Il a osé! Oui le Premier ministre par intérim du Mali a réalisé la prouesse de profiter de la tribune des Nations Unies pour désunir davantage son pays de ses voisins, foulant aux pieds les fondamentaux du langage diplomatique et les principes non écrits, mais sacrés de ce droit d’aînesse si respecté en Afrique. Mais pouvait-on attendre mieux de militaires qui ont déserté le front où se trouve leur place réelle pour envahir la scène politique canons en l’air? La réponse est non! A la limite, on leur en voudra juste d’oublier qu’ils sont des putschistes, pardon double-putschistes! Et de ce fait, les maîtres en kaki de Bamako, ne sauraient agir comme s’ils détenaient un quelconque mandat d’un peuple malien dont le sens du bon voisinage et de la fraternité a toujours séduit, notamment par le biais du légendaire «diatiguiya», ce concept qui rend les relations si cordiales et conviviales entre les différents peuples qui ont toujours commercé en bonne intelligence avec leurs «frères» maliens.

En cela, le show inédit mené, deux jours avant la clôture de la 77è Assemblée générale de l’Onu, par le colonel Abdoulaye Maïga qui assure l’intérim d’un autre Maïga, Choguel pour ne pas le nommer, est vraiment historique et surtout honteux pour un continent africain qui regorge de militaires au discours plus subtile.

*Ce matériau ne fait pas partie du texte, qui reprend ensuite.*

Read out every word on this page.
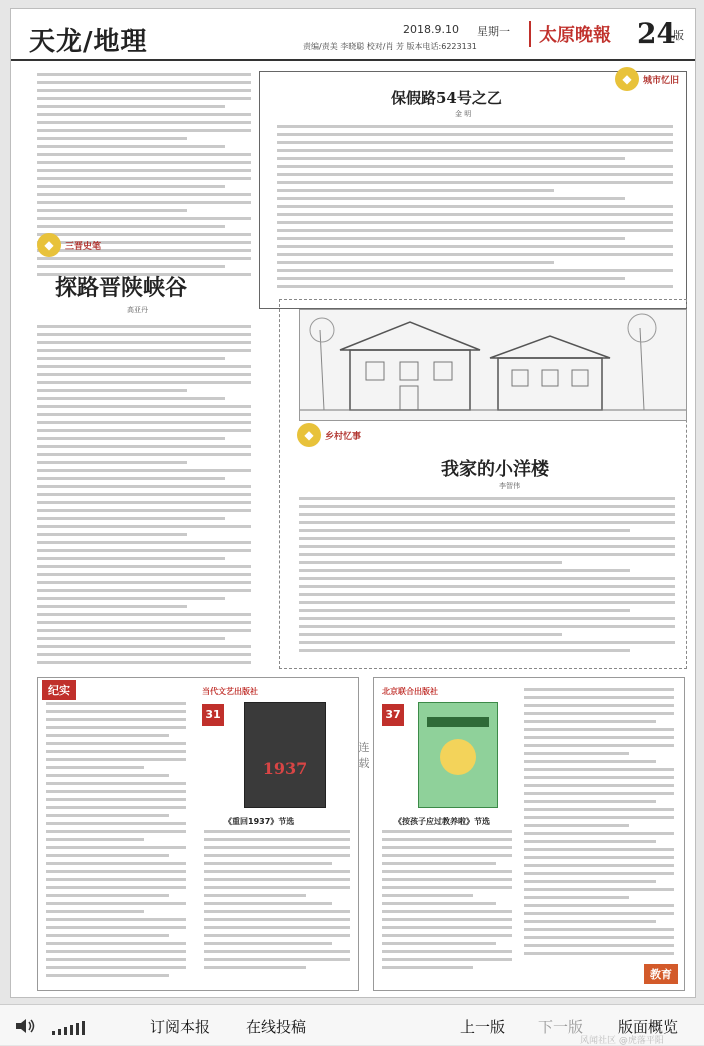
天龙/地理	2018.9.10 星期一
责编/责美 李晓聪 校对/肖 芳 版本电话:6223131
太原晚報 24
版
◆	三晋史笔
探路晋陕峡谷
高亚丹
◆	城市忆旧
保假路54号之乙
金 明
◆	乡村忆事
我家的小洋楼
李智伟
纪实	当代文艺出版社
31
1937
《重回1937》节选
连载
北京联合出版社
37
《按孩子应过教养啦》节选
教育
订阅本报 在线投稿	上一版 下一版 版面概览
风闻社区 @虎落平阳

Un certain Thomas Sankara en était maître, lui qui savait décocher des flèches sans verser dans les insultes triviales, évitant habilement, le piège de l’émotion et de la surenchère, qui, malheureusement, constituent la marque déposée d’une junte militaire malienne aux abois. Toutes les occasions sont bonnes pour les putschistes au pouvoir à Bamako, comme la prise en otage de 49 militaires ivoiriens, dont 46 sont encore entre leurs mains, de faire croire à l’opinion que ce sont eux qui dictent leur volonté. Pourtant, il n’en n’est rien! Car dénoncer un maître pour devenir l’esclave d’un autre, suivez mon regard, n’est point l’idéal derrière lequel court le peuple malien muselé et noyé par une propagande sans limite des autorités de la transition qui font monter les Forces armées maliennes en puissance, pendant que les terroristes font la loi sur le terrain.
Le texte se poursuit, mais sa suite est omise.